The innovation stagnation idea is that the digital revolution is real, but not important enough to offset declines in innovation in physical "stuff." "We wanted flying cars and got 140 characters", etc.
As evidence for this view, some point to the slowdown in real GDP growth, since technology is the fundamental driver of economic prosperity. GDP per capita growth slowed significantly in the 21st century, even excluding the great recession years.
But GDP per capita is also driven by changes in labor and capital inputs. Better yet to use total factor productivity (TFP) growth, since TFP is an estimate of how much extra GDP you can get after controlling for inputs. It's also slowed.
Everyone knows these measures are not perfect, and stagnationists usually say as much. But then, most they go on to use them because… what else are you gonna do?
One of Vollrath’s contributions is to underscore just imperfect these measures are as proxies for technological change. It can easily be the case that technological progress did not slow at all, and the slowdown in growth is entirely driven by non-technological factors.
Vollrath's preferred decomposition of the GDP per capita slowdown is:
0.8pp declining growth in human capital
+0.2pp the shift of spending from goods to services
+0.15pp declining reallocation of firms and workers
+0.1pp declining geographic mobility
=1.25pp slower growth
Note changes in human capital alone accounts for two-thirds of the slowdown. The decline in the growth of human capital stems from four main factors: older workers, fewer workers, fewer hours worked, and stabilizing educational attainment.
Of these the biggest shift is the decline in the number of workers per capita. It seems all rich societies decide to have fewer kids.
This leaves about 0.45pp left over for explanations related to the capital stock and TFP. Thus, right off the bat, Vollrath argues a slowdown in technological progress explains at most part of one-third of the growth slowdown.

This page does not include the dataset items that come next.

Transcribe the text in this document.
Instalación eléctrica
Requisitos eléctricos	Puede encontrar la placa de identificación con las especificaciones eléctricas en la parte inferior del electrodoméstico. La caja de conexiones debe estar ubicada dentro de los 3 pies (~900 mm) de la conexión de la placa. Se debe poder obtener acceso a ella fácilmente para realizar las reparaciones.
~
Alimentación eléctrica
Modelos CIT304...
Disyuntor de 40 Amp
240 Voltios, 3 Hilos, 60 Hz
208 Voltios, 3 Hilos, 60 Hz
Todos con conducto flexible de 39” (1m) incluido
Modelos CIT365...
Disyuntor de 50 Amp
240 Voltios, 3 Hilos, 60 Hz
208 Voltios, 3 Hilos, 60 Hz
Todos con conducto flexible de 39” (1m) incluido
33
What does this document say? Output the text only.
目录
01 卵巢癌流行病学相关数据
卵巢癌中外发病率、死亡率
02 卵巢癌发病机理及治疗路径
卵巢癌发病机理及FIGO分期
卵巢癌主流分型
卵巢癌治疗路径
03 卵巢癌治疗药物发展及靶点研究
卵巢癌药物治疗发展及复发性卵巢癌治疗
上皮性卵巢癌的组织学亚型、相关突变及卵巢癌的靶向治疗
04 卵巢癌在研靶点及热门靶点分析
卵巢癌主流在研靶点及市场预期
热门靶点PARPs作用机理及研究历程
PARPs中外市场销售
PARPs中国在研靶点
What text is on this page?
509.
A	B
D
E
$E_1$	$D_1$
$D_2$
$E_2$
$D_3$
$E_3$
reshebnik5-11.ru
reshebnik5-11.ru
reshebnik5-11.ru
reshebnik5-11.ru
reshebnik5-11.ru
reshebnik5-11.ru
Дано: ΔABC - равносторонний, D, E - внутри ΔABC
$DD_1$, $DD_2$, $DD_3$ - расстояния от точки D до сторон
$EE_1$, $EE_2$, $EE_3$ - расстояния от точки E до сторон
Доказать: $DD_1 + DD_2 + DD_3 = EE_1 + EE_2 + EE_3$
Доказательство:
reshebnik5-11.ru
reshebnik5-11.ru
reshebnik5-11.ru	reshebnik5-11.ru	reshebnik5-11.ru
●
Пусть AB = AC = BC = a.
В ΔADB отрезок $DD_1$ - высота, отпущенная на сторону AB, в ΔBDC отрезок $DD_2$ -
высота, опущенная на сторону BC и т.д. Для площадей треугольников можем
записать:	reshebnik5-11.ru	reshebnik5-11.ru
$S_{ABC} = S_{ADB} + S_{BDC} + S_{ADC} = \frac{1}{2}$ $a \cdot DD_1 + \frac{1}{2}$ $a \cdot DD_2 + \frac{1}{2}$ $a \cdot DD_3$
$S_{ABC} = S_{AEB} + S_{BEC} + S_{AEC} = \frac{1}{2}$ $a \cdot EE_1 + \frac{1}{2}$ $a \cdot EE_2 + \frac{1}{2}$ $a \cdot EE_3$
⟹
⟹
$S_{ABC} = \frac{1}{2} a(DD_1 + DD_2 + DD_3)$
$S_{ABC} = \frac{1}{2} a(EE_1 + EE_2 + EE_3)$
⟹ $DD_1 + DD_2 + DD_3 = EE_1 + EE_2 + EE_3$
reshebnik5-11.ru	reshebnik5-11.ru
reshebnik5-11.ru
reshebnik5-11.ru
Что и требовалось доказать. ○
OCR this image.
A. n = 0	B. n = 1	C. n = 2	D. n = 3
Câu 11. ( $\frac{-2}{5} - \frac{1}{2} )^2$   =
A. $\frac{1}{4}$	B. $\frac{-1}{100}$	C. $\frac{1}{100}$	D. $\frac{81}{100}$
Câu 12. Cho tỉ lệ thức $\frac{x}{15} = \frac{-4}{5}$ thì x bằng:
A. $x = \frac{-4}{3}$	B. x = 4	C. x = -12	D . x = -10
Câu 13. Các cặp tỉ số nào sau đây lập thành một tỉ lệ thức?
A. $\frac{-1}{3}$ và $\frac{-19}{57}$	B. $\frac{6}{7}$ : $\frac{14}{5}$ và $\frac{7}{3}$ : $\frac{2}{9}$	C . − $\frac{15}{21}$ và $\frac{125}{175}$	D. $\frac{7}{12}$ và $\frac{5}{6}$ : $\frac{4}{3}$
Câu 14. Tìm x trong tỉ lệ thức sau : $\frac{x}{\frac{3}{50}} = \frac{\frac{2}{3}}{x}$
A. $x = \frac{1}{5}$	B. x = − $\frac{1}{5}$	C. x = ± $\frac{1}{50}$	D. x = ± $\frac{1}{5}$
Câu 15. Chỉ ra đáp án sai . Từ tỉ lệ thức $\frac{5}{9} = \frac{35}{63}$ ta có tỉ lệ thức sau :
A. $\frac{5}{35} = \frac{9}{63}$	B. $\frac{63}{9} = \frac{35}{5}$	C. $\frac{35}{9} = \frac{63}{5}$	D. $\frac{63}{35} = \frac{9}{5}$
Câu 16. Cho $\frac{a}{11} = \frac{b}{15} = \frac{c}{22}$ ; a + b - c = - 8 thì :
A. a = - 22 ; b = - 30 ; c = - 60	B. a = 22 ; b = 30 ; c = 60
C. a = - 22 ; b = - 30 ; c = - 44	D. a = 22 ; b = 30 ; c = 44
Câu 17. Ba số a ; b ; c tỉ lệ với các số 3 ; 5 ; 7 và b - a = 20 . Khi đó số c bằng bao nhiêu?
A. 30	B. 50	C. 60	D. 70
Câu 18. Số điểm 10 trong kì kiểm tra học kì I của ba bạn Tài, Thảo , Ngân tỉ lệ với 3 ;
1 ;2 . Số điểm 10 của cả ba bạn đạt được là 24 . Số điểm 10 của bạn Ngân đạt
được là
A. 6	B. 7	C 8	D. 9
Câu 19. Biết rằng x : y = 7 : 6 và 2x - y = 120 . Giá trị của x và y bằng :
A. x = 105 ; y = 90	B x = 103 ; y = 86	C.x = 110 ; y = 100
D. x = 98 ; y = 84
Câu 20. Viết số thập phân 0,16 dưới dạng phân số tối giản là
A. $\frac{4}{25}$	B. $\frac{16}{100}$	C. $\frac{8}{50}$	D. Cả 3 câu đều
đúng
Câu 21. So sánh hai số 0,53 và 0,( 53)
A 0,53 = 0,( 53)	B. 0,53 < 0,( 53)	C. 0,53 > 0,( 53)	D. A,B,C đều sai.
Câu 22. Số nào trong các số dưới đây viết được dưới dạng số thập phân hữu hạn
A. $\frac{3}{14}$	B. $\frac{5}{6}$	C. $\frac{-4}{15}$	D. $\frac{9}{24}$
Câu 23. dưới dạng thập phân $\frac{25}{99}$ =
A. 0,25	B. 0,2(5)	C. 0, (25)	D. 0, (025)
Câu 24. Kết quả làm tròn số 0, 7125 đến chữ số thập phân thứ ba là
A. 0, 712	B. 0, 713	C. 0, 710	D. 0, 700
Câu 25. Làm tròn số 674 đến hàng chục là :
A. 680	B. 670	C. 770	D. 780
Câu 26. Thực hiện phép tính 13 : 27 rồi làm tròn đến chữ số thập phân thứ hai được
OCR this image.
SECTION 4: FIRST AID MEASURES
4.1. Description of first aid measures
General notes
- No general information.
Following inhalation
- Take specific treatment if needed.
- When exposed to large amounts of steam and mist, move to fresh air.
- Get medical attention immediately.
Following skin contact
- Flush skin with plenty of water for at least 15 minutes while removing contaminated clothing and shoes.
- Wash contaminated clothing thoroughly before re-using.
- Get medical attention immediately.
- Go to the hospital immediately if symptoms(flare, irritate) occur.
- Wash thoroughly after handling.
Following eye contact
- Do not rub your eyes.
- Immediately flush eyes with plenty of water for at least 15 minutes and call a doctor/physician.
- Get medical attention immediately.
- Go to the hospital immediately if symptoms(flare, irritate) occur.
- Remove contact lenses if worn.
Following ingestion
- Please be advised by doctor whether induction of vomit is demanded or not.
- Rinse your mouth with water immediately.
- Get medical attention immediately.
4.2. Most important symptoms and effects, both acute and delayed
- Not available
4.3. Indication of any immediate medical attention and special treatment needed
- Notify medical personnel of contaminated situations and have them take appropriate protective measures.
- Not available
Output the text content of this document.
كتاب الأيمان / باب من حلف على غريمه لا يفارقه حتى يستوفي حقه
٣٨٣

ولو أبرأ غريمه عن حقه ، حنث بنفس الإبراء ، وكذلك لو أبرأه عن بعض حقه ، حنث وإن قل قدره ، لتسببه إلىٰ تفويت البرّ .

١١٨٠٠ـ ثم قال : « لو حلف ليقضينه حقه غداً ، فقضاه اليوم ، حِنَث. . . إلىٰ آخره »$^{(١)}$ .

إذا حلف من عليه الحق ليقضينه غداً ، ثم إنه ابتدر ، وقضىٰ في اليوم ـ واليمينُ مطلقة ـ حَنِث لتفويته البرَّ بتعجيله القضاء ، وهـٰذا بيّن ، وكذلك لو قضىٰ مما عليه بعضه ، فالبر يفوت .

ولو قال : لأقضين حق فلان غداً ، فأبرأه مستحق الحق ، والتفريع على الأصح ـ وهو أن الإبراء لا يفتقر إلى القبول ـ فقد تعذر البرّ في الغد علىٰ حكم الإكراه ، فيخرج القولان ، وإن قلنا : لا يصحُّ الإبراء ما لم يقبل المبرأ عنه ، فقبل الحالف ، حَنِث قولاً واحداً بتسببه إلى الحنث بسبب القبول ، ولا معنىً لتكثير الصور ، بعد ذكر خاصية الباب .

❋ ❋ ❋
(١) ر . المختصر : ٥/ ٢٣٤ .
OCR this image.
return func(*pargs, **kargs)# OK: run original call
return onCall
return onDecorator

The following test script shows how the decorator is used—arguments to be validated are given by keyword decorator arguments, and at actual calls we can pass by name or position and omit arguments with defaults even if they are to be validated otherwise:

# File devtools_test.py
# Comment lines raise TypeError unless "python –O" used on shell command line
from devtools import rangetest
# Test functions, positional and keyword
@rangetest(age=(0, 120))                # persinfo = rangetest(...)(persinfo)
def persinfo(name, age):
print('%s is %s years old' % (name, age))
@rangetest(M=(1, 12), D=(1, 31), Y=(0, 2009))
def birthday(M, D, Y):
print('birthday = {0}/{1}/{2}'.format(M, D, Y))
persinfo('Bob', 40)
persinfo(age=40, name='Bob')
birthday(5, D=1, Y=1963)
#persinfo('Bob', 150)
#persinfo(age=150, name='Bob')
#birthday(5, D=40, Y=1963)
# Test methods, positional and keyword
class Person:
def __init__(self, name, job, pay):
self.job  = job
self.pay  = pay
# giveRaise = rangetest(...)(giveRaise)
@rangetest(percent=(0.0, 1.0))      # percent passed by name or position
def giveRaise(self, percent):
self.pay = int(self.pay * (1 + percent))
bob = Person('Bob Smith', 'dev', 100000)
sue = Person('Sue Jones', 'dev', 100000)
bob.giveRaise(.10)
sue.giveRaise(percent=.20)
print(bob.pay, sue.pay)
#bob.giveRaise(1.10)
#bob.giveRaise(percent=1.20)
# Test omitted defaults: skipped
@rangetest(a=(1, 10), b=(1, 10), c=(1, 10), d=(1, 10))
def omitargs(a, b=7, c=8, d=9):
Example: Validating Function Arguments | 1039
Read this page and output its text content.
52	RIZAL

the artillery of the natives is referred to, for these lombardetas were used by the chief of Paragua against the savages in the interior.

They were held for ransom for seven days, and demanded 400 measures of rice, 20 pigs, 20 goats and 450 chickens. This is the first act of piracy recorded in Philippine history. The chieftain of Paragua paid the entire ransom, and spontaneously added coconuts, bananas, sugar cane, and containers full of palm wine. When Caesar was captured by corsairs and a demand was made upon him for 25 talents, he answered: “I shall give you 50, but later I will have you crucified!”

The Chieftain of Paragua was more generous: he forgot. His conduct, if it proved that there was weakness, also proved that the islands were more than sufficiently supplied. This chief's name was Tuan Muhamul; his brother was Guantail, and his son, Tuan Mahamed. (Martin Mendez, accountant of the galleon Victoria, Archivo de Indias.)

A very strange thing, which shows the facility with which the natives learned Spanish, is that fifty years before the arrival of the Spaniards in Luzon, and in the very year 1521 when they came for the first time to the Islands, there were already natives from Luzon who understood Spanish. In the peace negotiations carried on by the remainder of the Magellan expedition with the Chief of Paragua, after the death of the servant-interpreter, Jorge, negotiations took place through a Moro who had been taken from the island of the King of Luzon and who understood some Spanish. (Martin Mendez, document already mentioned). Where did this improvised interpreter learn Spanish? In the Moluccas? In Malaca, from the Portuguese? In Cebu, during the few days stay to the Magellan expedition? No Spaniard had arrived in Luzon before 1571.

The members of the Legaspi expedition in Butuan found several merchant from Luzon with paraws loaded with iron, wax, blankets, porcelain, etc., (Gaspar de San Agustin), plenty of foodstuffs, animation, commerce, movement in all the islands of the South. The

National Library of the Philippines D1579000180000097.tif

He'll argue it actually explains far less though.
TFP growth for the entire economy is the spending-share weighted average of TFP growth across the different sectors that make up our economy.
A slowdown in aggregate TFP growth can occur either because TFP growth slows in each sector OR because the economy starts spending a greater share of income in sectors with slower (but not slowING) TFP growth.

Vollrath argues the latter effect has been more important.
There has been a big shift in spending away from goods and towards services.

TFP growth in goods is typically faster than for services, and so putting more weight on the TFP growth of services has lowered economy-wide TFP growth.
Why is TFP growth in services slower? Recall that TFP is a measure of how much extra output you can squeeze out of your inputs. For many services, you're paying for attention (from daycare workers, doctors, servers, etc).
TFP growth would mean getting more attention from the same number of labor inputs. But everyone has the same 24 hours of attention to give, so it's not easy to see how to achieve that.

There's no analogous problem for goods. I don't care how much time it took to make my iPhone.
Human capital and the shift to services accounts for about 80% of the slowdown. The remaining 20% is driven by reduced entry and exit of firms and reduced job changes (driven partially by reduced geographic mobility).
Since more productive firms tend to supplant lower productivity ones, and since workers tend to move to higher wages (and therefore, higher productivity, if standard economics is mostly right), when firm and job turnover slows, this can reduce TFP growth.
Why has there been a slowdown in the reallocation of resources across firms and people across jobs? There are lots of candidates besides a slowdown in innovation.
The slowdown in firm turnover could be due to increased market power, stemming from lax antitrust enforcement. Or it could be another consequence of slowing population growth. https://www.nber.org/papers/w25382 
The slowdown in geographic mobility could be due to zoning rules that raise the cost of housing and make moving prohibitively costly. Or it might be that people just don't like to move, and that the earlier rates of high mobility were an aberration. https://papers.ssrn.com/sol3/papers.cfm?abstract_id=3497290
So most of the reason for the slowdown in growth has to do with choices people made. Between preferences for smaller families, fewer work hours, and services over stuff, Vollrath argues you can account for 80% of the growth slowdown.
And it’s not at all clear the remainder can be easily blamed on a technological slowdown.